Raising the bar: Erik Lorincz on London's nightlife, mixing new flavours and his edgy Mayfair bar, Kwānt

Award-winning bartender and TWISPER ambassador Erik Lorincz reveals how he worked his way up the ladder until he could buy his own bar, as well as where we should all be heading out to in London.

Published 5 Nov 2020, 15:27 GMT, Updated 1 Dec 2020, 15:41 GMT
Erik originally planned to come to London for six months, and 16 years later he's still here.

Erik originally planned to come to London for six months, and 16 years later he's still here. 

Photograph by Getty Images

Erik now calls London home, adding ‘bar owner’ to his credentials with the 2019 opening of Kwant in Mayfair.

Photograph by Stefano Agostino

When Erik Lorincz told his parents he was leaving home at the age of 21 to attend a bar academy in the Czech Republic, his mum was dismayed. “What’s going to happen, then?” she asked. “There are no cocktail bars here in Slovakia,” she’d said. It turns out Erik had much bigger plans. After following his dream from Nitra to Prague to Bratislava to London, award-winning bartender Erik now calls the latter home, adding ‘bar owner’ to his credentials with the 2019 opening of Kwānt in Mayfair.

The first thing I did when I arrived in London in 2004 was buy a bar guide and start crossing them off the list as I visited them. I’d come to learn English and my first job here was in a nightclub collecting glasses and cleaning ashtrays. 

It took me until 2010 to open my own bar: Kwānt. The bar is like a sophisticated speakeasy with a tropical atmosphere. It was important to me to create a place where you can go for a good time and five-star service without the fuss and formality. The drinks are also very creative because I’ve built a laboratory inside the bar.

Cocktail trends in London at the moment are definitely steering towards more minimalistic. We had a period of very sophisticated garnish and complex vessels — boxes with smoke coming out, tiki skulls, drinks served in shoes — and now that’s being replaced by seemingly very simple serves. You’ll look at the drink and go, “Is this it?” and then the bartender will tell you how it’s made and all off a sudden you realise this drink took two days to make. The process is much like the dishes chefs serve at Michelin-starred restaurants — they’re complex and require attention.

Erik is drawn to things that aren't obvious as cocktail ingredients at first. The Heads and Tails features Vida Mezcal, Beermouth, Agave Nectar, Genmaicha soda and crispy cavolo nero. 

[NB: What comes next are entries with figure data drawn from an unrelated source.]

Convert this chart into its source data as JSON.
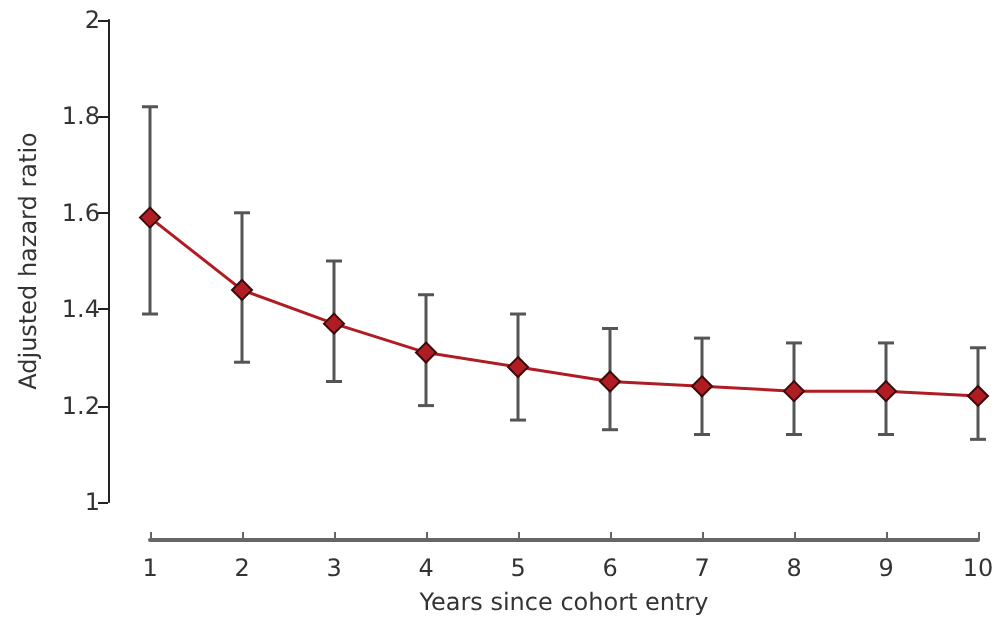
{
  "chart_data": {
    "type": "line",
    "xlabel": "Years since cohort entry",
    "ylabel": "Adjusted hazard ratio",
    "x": [
      1,
      2,
      3,
      4,
      5,
      6,
      7,
      8,
      9,
      10
    ],
    "series": [
      {
        "color": "#b01c23",
        "values": [
          1.59,
          1.44,
          1.37,
          1.31,
          1.28,
          1.25,
          1.24,
          1.23,
          1.23,
          1.22
        ],
        "errors": [
          [
            1.39,
            1.82
          ],
          [
            1.29,
            1.6
          ],
          [
            1.25,
            1.5
          ],
          [
            1.2,
            1.43
          ],
          [
            1.17,
            1.39
          ],
          [
            1.15,
            1.36
          ],
          [
            1.14,
            1.34
          ],
          [
            1.14,
            1.33
          ],
          [
            1.14,
            1.33
          ],
          [
            1.13,
            1.32
          ]
        ]
      }
    ],
    "xlim": [
      1,
      10
    ],
    "xticks": [
      1,
      2,
      3,
      4,
      5,
      6,
      7,
      8,
      9,
      10
    ],
    "ylim": [
      1,
      2
    ],
    "yticks": [
      1,
      1.2,
      1.4,
      1.6,
      1.8,
      2
    ],
    "grid": false,
    "marker": "diamond",
    "line_style": "solid"
  }
}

Photograph by Stefano Agostino

I love bars that work with the seasons. My friend Alex Kretana has a bar on Old Street called Tayer + Elementary. Its focus is on seasonal ingredients and working with top chefs, which means an ever-changing menu. There’s also Scout in Hackney, part bar, part sustainability lab, with a focus on local ingredients  — think foliage foraged from Hackney Marshes.

I also think there’s a lot to be said for a simple, relaxed atmosphere. Bar Termini in Soho, for example, has excellent negronis and a good vibe, day or night. Right now, my ideal night out in London would be spent catching up with friends, probably starting in the Artesian bar in The Langham hotel, and then strolling down to this cool little place called Chucs, a real hidden gem in Mayfair, for some amazing Italian cuisine. Down the road, The Arts Club has a sophisticated club atmosphere and an amazing cigar room upstairs — I’ve had many great nights there. 

The Sunflower Martini is made with Hendricks Gin, Cocchi Americano, Noilly Prat and Jerusalem artichoke. 

My favourite recent discovery is Louie in Covent Garden. It has amazing oysters and do a brilliant dry martini (not to mention a fabulous Seven Tails old fashioned). Right next to Kwānt is Sabor, a Michelin-starred Spanish restaurant from Nieves Barragán Mohacho and José Etura. It’s spread over three areas, each dedicated to different Spanish flavours and tastes, and the food is amazing. I’m always looking to what I eat for interesting flavours that can be translated for use in a cocktail. When I run out of inspiration, TWISPER is an ideal tool to discover new places around London because all of the recommendations are genuine and trustworthy. 

I’m currently working with a lot of umami flavours. Black miso-based distillate, salted maple syrup, dried mushrooms infused in Campari or sweet vermouth... I’m drawn to things that aren't obvious as cocktail ingredients at first. I've never had spirulina in a drink, for example, but I have it for breakfast, so why not.

I came to London for six months and, 16 years later, I’m still here. When I arrived, the city felt so cosmopolitan, energetic and vibrant — you could find inspiration anywhere. Today, that hasn't changed.